Gefälle im Gelände – in Reckenfeld absolute Mangelware. Was erklärt, warum von den stadtweit rund 35 größeren Pumpwerken die meisten in Reckenfeld betrieben werden. Werden müssen – denn ohne sie würde das Abwasser nicht abfließen. Damit es Richtung Kläranlage gelangt, müssen Pumpwerke zum Einsatz kommen. Von den Pumpwerken aus gelangt das Schmutzwasser dann durch eine Druckrohrleitung. Drei davon sind so alt und marode, dass sie nun komplett erneuert werden sollen. Die Mitglieder des Betriebsausschusses machten in der vergangenen Woche den Weg dafür frei. An den Standorten Elbestraße, Grüner Ring und Werner-von-Siemens-Straße ist die Technik veraltet, zum Teil rosten Stufen, Pumpen und Rohre, der Beton weist Risse auf, teilweise wuchern Wurzeln, wo sie besser nicht wuchern sollten. Die eingesetzten Steigeisen, über die man in die Schächte hinabgelangt, sind so gar nicht mehr zulässig. In vielen Fällen gestaltet sich wegen des hohen Alters auch die Ersatzteilbeschaffung schwierig.

Viele gute Gründe, um tätig zu werden. „Eine Teil-Sanierung lohnt sich nicht“, sagt Klaus Rading, der in der Stadtverwaltung den Geschäftsbereich Abwasser verantwortet.

Bevor Peter Borggreve (Grüne) seine Hand zur Zustimmung erhob, erkundigte er sich, ob denn die neue Technik zu einer Stromeinsparung führe. „Da gehe ich ganz stark von aus“, antwortete Rading. Der Ausschuss brachte die Sanierung, die in allen drei Fällen im Grunde eher Neubauten sind, letztlich einstimmig auf den Weg. Zunächst werden Planungskosten in Höhe von rund 75 000 Euro bereitgestellt. Pro Pumpwerk werden schließlich rund 300 000 Euro benötigt.

Das Pumpwerk in der Elbestraße ist das älteste der drei Sanierungsfälle: Es stammt aus dem Jahr 1967 und fördert das Schmutzwasser aus den Blöcken C und D ab. Die beiden anderen Pumpwerke sind kaum jünger: Sie wurden 1975 gebaut.
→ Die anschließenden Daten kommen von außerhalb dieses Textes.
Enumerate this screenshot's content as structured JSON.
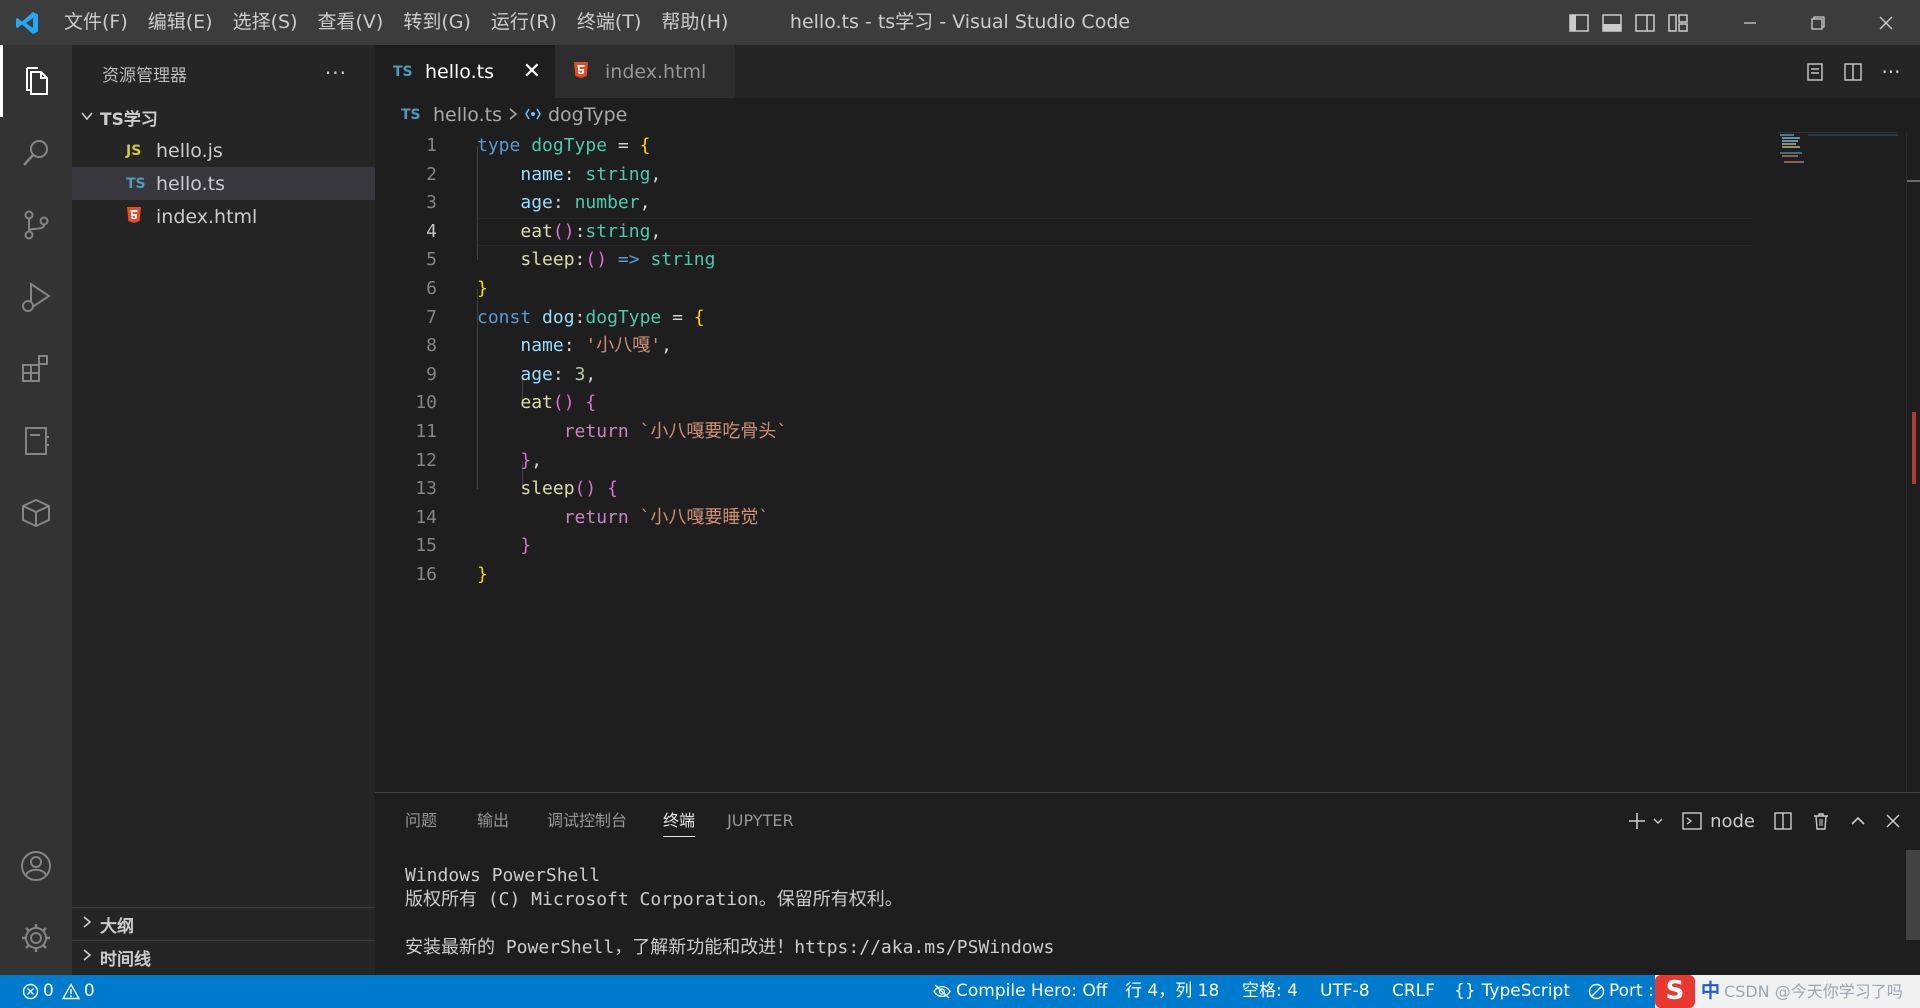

Das Pumpwerk Grüner Ring transportiert Schmutzwasser aus dem Bereich südlich der Bahnhofstraße ab. An das Pumpwerk an der Werner-von-Siemens-Straße ist fast das gesamte Industriegebiet Reckenfeld angeschlossen.

Nun soll ein Ingenieurbüro gefunden werden, das die Planung der Sanierung der betroffenen Pumpwerke übernimmt. Von einer „gesamtheitlichen Betrachtung und Planung“ erhofft sich die Stadt die Vereinheitlichung der Pumpwerke in Bezug auf Bedienbarkeit, Wartung, Ersatzteilvorhaltung, Optik und Steuerung. Zudem setzt die Stadt darauf, dass durch diese Vorgehen zeitliche und wirtschaftliche Vorteile entstehen.